Configuration PBT with the Pred-Prey-Grass Environment
Hyperparameter settings
-
"Initialization" ->
.training(...)
→ defines defaults inside the PPOConfig builder. -
"Reset" ->
param_space
→ overrides those values when a trial starts. -
"At runtime" ->
hyperparam_mutations
→ allows them to change later during PBT exploitation/exploration.
That means:
-
If you only use
.training(...)
, your runs are fixed. -
If you add
param_space
, those.training(...)
values get replaced per trial. -
If you also add
hyperparam_mutations
, then PBT will mutate them dynamically.
Example snippets:
.training(
# These params are tuned from a fixed starting value.

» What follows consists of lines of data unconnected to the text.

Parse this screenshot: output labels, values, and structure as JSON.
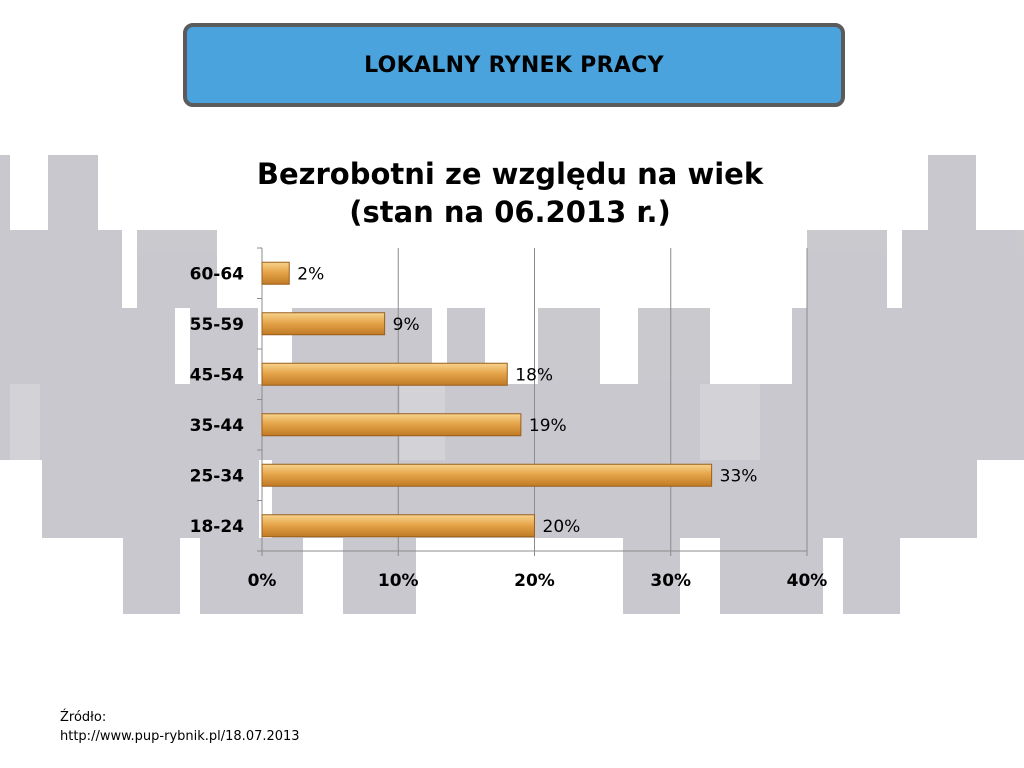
{
  "header": {
    "title": "LOKALNY RYNEK PRACY"
  },
  "chart_data": {
    "type": "bar",
    "orientation": "horizontal",
    "title_lines": [
      "Bezrobotni ze względu na wiek",
      "(stan na 06.2013 r.)"
    ],
    "categories": [
      "60-64",
      "55-59",
      "45-54",
      "35-44",
      "25-34",
      "18-24"
    ],
    "values": [
      2,
      9,
      18,
      19,
      33,
      20
    ],
    "value_labels": [
      "2%",
      "9%",
      "18%",
      "19%",
      "33%",
      "20%"
    ],
    "xlim": [
      0,
      40
    ],
    "xticks": [
      0,
      10,
      20,
      30,
      40
    ],
    "xtick_labels": [
      "0%",
      "10%",
      "20%",
      "30%",
      "40%"
    ],
    "grid": true,
    "legend": "none",
    "bar_color": "#e2a23f"
  },
  "source": {
    "label": "Źródło:",
    "url": "http://www.pup-rybnik.pl/18.07.2013"
  }
}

clip_param=config_ppo["clip_param"],
lr=config_ppo["lr"],
entropy_coeff=config_ppo["entropy_coeff"],
# set safe defaults; will be overridden per-trial
num_epochs=config_ppo["num_epochs"],
minibatch_size=config_ppo["minibatch_size"],
train_batch_size_per_learner=config_ppo["train_batch_size_per_learner"],
)
param_space = {
"algo_config": ppo_config, # base template
# ← tunables live at top-level so Tune can sample them
"lr": tune.choice(config_ppo["pbt_lr_choices"]),
"clip_param": tune.uniform(*config_ppo["pbt_clip_range"]),
"entropy_coeff": tune.choice(config_ppo["pbt_entropy_choices"]),
"num_epochs": tune.choice(config_ppo["pbt_num_epochs_range"]),
"minibatch_size": tune.choice(config_ppo["pbt_minibatch_choices"]),
"train_batch_size_per_learner": tune.choice(config_ppo["pbt_train_batch_size_choices"]),
}
hyperparam_mutations = {
"lr": config_ppo["pbt_lr_choices"],
"clip_param": lambda: random.uniform(*config_ppo["pbt_clip_range"]),
"entropy_coeff": config_ppo["pbt_entropy_choices"],
"num_epochs": lambda: random.randint(*config_ppo["pbt_num_epochs_range"]),
"minibatch_size": lambda: random.choice(config_ppo["pbt_minibatch_choices"]),
"train_batch_size_per_learner": lambda: random.choice(config_ppo["pbt_train_batch_size_choices"]),
}